Jane (cont.): We don’t set out to write erudite dialogue. What happens is that first of all you create a character, and then you work out how they would talk. Take the Rani – now if you’re creating somebody who’s supposed to be a superior being, somebody at the apex of all evolution – she can’t start talking, I don’t think, in an ordinary way. As we understand it – Eric told us this – the Time Lords have no magic power, all they’ve got is this ability to think more and use their minds in a way most of us haven’t yet evolved to. You’ve got to demonstrate that. The Valeyard was a tremendous villain. He had this tremendous intellectual capacity. You’ve got to give him something that matches that. You’re trying to say ‘This is a character different from the rest’, he can’t just mouth mundane chit chat.

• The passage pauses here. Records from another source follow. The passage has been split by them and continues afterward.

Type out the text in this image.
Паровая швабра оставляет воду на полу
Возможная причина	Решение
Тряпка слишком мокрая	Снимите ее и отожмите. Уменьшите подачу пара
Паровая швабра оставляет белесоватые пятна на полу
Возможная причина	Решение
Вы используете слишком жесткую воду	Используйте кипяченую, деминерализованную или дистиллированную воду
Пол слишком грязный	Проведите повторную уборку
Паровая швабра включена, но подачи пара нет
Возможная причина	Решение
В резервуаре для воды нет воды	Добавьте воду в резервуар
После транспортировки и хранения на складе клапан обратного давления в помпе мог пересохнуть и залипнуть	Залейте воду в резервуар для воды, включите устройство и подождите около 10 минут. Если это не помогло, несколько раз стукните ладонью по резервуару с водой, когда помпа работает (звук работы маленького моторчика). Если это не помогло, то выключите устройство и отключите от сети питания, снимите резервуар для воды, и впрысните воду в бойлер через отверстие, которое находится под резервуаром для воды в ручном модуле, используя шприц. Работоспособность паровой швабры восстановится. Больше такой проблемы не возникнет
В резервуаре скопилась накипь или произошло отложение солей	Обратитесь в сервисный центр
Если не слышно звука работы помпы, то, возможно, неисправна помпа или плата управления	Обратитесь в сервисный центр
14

Pip: If anyone is polysyllabic, they’re accused of being pretentious, which is a shame because if you got back to the end of the last century and read Dickens, you can’t accuse him of being monosyllabic, and he was writing for a mass audience. It’s a shame that something’s happened to the working vocabulary nowadays, so that it’s gradually being gleaned down to a much smaller range. We don’t believe in writing down (to the audience). We’d have thought ‘Doctor Who’ followers would appreciate that.
Jane: For ‘Time and the Rani’, the first thing we were asked was to set it somewhere so that the unit wouldn’t have to travel away. If you went to the end of our road and turned off, you would find yourself in several miles of lush woodlands, so we set it on that sort of terrain. It was a production decision to change it, as they felt a quarry would look more alien. In the story, there’s a sequence where Mel and Ikona go into a drain. In our original script, it was a piece of common ground and he’d dug himself a ditch camouflaged from above, but this was lost because of the change of locale. The reason was that he’d worked out the only way to outwit the Tetraps, who had this 360 degree vision, was either to be above them in a tree, or in the ground below them.
Pip: We were well into the story when we were shown a video of Sylvester – we had to find a way of (a) regenerating the Doctor, and (b) finding a character for him. John asked for a pre-credit teaser. All of us felt we couldn’t go straight into the story. If we had to regenerate in this way, we needed to start with it, then have a full stop and then start the story. You couldn’t open with Sylvester’s titles otherwise, it would have looked silly.
Jane: Andrew Morgan (the director) was more anxious to see the Tetraps earlier than we were. But it was much more of a discussion than a disagreement. We had other science fiction elements in it that we couldn’t afford. We were quite happy working with Andrew, and more than happy working with John (Nathan-Turner), and we’d be just as happy to work with him again, not necessarily on ‘Doctor Who’. We’ve done eleven episodes of ‘Doctor Who’ and we’ve had quite a good go at it, and never even had a cross word with John. The only thing we’ve got against the programme is the element of malice which creeps in among some of the fans. Basically, it’s a good-natured show – it’s not a great social tract, but we can only speak as we find.